EU May Give Italy Extra Time on Budget as Wrangling Drags On

(Bloomberg) -- The European Commission may grant Italy six additional months to comply with its budget requests if it proceeds to enforce its excessive-deficit procedure against the country, Corriere della Sera reported, without saying were it got the information.

Starting in January or February, the Commission would wait half a year before sending inspectors to Rome, giving the government time to adopt its recommendations, according to the report on Saturday. Corriere didn’t specify if the extra time would allow Italy to avoid sanctions linked to the procedure.

Italy’s populist government and the European Union are wrangling over the country’s 2019 budget. The Commission has rejected the plan from Rome to set next year’s deficit target at 2.4 percent of annual economic output.

The ruling League and Five Star parties may make some concessions, but they’re not willing to reduce the deficit to the EU’s recommended level, other Italian newspapers reported.

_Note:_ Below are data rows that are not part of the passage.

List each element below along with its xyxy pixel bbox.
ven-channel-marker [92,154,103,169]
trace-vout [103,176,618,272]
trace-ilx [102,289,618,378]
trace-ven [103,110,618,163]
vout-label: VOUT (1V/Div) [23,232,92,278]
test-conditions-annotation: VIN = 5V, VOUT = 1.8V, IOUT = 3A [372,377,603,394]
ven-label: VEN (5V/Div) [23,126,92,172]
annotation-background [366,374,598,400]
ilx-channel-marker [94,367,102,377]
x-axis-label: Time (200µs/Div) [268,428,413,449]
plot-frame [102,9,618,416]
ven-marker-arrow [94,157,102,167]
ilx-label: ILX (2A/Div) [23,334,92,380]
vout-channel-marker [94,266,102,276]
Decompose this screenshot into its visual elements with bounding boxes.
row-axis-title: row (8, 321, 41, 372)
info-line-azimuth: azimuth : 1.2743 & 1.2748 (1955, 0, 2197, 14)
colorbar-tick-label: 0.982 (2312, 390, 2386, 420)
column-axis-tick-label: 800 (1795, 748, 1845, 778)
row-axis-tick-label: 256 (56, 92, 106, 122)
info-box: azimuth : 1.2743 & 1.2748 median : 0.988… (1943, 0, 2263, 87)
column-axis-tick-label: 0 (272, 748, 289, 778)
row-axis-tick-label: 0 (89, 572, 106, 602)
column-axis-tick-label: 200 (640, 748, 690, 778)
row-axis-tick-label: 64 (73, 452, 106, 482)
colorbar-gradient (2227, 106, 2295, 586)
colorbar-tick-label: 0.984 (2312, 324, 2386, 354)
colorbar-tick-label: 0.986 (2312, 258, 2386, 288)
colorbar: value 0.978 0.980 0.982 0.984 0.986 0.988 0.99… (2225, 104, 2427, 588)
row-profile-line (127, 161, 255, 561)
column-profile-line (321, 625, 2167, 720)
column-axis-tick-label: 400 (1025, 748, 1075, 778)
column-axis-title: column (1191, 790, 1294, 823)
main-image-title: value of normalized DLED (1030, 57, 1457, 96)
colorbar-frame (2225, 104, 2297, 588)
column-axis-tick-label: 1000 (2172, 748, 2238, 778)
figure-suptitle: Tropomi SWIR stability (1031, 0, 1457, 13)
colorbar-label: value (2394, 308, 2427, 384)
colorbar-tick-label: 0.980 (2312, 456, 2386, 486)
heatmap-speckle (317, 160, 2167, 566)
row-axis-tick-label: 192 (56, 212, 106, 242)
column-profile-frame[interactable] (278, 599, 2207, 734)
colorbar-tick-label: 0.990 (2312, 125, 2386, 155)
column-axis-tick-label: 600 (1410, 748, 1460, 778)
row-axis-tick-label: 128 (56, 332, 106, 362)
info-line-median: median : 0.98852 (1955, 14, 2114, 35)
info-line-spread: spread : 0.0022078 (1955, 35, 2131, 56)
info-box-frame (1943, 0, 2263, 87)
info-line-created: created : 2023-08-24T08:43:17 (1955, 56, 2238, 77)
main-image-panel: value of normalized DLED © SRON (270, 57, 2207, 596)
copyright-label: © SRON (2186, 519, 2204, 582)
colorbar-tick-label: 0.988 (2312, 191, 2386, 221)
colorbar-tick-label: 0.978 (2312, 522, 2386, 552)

La Stampa said that the League’s Matteo Salvini and Luigi Di Maio, the leader of Five Star, would each be willing to cut spending enough to bring the deficit to 2.2 percent of GDP. The Repubblica newspaper said the government is ready to lower next year’s deficit to 2.1 percent of GDP. The EU wants the gap narrowed to 1.9 percent.

In reports quoted by Ansa, Finance Minister Giovanni Tria said Saturday an agreement with the EU is possible.